Salah satu poin penting dalam kesepakatan tersebut adalah persetujuan pemerintah Amerika Serikat untuk mengecualikan sejumlah komoditas unggulan ekspor Indonesia dari pengenaan tarif resiprokal. Sebelumnya, tarif tersebut disepakati sebesar 19 persen per 22 Juli 2025, turun signifikan dari rencana awal sebesar 32 persen.
Kebijakan ini dinilai menjadi angin segar bagi sektor industri dalam negeri, khususnya industri padat karya yang menyerap sekitar 5 juta tenaga kerja. Pemerintah menilai perlindungan terhadap sektor ini memiliki nilai strategis bagi perekonomian nasional.
Adapun komoditas ekspor Indonesia yang memperoleh pengecualian tarif antara lain kelapa sawit, kakao, kopi, dan teh. Di sisi lain, Amerika Serikat mengajukan permintaan akses langsung terhadap komoditas mineral kritis yang dimiliki Indonesia.
Airlangga menjelaskan bahwa perjanjian tersebut bersifat komersial dan strategis serta tetap menjaga kepentingan ekonomi kedua negara secara seimbang. Ia juga menegaskan bahwa kesepakatan ini tidak membatasi kebijakan nasional Indonesia di luar ruang lingkup perjanjian.
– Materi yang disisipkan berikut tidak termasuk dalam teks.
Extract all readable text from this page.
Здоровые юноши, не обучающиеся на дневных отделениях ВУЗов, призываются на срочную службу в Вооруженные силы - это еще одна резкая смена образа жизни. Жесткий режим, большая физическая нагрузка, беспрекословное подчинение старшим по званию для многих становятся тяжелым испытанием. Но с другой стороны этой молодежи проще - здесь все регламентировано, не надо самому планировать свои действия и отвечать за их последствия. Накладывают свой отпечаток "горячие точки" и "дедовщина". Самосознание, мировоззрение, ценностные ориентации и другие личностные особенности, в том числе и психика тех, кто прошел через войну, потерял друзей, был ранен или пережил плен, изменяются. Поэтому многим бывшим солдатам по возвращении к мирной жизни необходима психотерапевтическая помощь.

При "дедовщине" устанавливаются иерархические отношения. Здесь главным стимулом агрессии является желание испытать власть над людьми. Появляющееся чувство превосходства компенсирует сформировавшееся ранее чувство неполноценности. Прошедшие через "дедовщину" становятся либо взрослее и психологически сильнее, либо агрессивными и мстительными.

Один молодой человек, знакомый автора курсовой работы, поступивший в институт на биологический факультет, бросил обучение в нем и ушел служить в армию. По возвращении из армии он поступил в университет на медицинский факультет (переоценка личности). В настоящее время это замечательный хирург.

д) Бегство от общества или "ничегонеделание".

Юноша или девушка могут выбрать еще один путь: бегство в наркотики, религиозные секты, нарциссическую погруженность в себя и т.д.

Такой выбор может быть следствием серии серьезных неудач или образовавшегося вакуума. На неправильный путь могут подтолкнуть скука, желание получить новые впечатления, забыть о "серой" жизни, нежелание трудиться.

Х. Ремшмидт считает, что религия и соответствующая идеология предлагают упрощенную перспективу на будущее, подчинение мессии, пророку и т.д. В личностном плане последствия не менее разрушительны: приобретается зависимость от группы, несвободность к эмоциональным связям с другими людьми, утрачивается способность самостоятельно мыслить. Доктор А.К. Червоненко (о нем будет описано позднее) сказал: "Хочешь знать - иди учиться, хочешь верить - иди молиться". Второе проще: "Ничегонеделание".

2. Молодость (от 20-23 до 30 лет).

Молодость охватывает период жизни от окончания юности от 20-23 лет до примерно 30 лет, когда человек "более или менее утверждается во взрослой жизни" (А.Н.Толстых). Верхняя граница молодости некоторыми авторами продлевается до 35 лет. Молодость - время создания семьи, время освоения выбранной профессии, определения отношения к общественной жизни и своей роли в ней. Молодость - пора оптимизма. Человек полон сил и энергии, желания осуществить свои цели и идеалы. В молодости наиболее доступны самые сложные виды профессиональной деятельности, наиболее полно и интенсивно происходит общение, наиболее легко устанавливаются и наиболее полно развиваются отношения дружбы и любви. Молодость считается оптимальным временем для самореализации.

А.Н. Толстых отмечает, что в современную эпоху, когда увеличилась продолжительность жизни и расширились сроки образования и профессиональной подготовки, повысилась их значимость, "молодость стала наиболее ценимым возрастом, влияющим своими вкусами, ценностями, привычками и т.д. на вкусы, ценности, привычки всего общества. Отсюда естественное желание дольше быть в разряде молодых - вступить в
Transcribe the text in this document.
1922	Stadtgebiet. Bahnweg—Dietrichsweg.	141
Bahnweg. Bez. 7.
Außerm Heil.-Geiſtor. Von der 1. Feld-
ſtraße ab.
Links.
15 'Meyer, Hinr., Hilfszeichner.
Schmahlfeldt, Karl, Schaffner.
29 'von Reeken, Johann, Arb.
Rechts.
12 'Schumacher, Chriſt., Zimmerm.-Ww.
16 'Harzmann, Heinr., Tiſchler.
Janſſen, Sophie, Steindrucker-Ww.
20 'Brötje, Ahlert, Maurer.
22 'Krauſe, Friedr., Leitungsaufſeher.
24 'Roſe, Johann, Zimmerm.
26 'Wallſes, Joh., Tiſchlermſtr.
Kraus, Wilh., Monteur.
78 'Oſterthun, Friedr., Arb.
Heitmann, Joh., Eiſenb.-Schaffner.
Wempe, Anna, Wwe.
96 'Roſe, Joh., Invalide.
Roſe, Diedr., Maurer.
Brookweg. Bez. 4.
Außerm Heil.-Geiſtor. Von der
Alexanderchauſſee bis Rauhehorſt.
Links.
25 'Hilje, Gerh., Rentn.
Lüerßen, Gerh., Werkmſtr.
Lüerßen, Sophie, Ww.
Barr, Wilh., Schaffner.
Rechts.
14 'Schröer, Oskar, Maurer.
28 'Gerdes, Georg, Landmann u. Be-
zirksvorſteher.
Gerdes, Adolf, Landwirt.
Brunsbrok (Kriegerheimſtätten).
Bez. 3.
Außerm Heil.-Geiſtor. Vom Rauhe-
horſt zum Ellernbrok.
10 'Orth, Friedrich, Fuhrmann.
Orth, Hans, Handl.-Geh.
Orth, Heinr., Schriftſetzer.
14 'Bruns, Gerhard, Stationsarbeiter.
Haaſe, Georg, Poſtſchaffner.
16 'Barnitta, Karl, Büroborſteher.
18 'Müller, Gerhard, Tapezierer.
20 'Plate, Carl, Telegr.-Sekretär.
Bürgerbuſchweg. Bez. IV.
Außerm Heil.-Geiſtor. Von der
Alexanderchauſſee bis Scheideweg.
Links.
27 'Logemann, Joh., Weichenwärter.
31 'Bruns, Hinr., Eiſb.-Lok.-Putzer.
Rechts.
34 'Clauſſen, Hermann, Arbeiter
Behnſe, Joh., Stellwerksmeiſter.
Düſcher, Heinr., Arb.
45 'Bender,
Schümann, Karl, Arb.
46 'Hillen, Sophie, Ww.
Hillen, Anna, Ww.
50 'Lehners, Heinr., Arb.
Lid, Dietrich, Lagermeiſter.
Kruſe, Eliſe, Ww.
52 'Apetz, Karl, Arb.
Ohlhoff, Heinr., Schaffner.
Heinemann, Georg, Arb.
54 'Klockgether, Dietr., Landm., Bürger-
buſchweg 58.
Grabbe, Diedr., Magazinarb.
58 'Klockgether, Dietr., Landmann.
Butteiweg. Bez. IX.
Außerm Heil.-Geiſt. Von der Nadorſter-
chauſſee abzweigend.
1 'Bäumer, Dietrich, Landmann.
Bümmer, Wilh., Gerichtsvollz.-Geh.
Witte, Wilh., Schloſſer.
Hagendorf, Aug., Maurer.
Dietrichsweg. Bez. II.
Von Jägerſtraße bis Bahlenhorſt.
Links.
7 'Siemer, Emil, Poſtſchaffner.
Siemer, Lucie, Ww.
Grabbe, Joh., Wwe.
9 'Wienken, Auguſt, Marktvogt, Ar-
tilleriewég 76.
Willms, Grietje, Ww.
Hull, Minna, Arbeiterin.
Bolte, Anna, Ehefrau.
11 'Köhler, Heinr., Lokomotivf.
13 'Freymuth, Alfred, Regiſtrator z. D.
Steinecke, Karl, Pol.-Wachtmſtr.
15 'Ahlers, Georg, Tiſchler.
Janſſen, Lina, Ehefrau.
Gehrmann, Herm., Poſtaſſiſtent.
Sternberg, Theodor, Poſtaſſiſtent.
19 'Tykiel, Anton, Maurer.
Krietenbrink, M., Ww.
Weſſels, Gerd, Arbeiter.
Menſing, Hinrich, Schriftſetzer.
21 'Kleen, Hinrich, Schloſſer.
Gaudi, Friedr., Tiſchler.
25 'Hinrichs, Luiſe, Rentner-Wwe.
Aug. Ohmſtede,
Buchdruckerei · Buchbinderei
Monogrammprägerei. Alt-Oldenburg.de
Rencananya, kesepakatan tarif dagang ini akan ditandatangani secara resmi oleh Presiden Amerika Serikat Donald Trump dan Presiden Republik Indonesia Prabowo Subianto pada akhir Januari 2026. Pemerintah menargetkan seluruh dokumen Agreement on Reciprocal Tariff (ART) dapat diselesaikan dalam rentang waktu 12–19 Januari 2026 agar proses penandatanganan berjalan sesuai jadwal.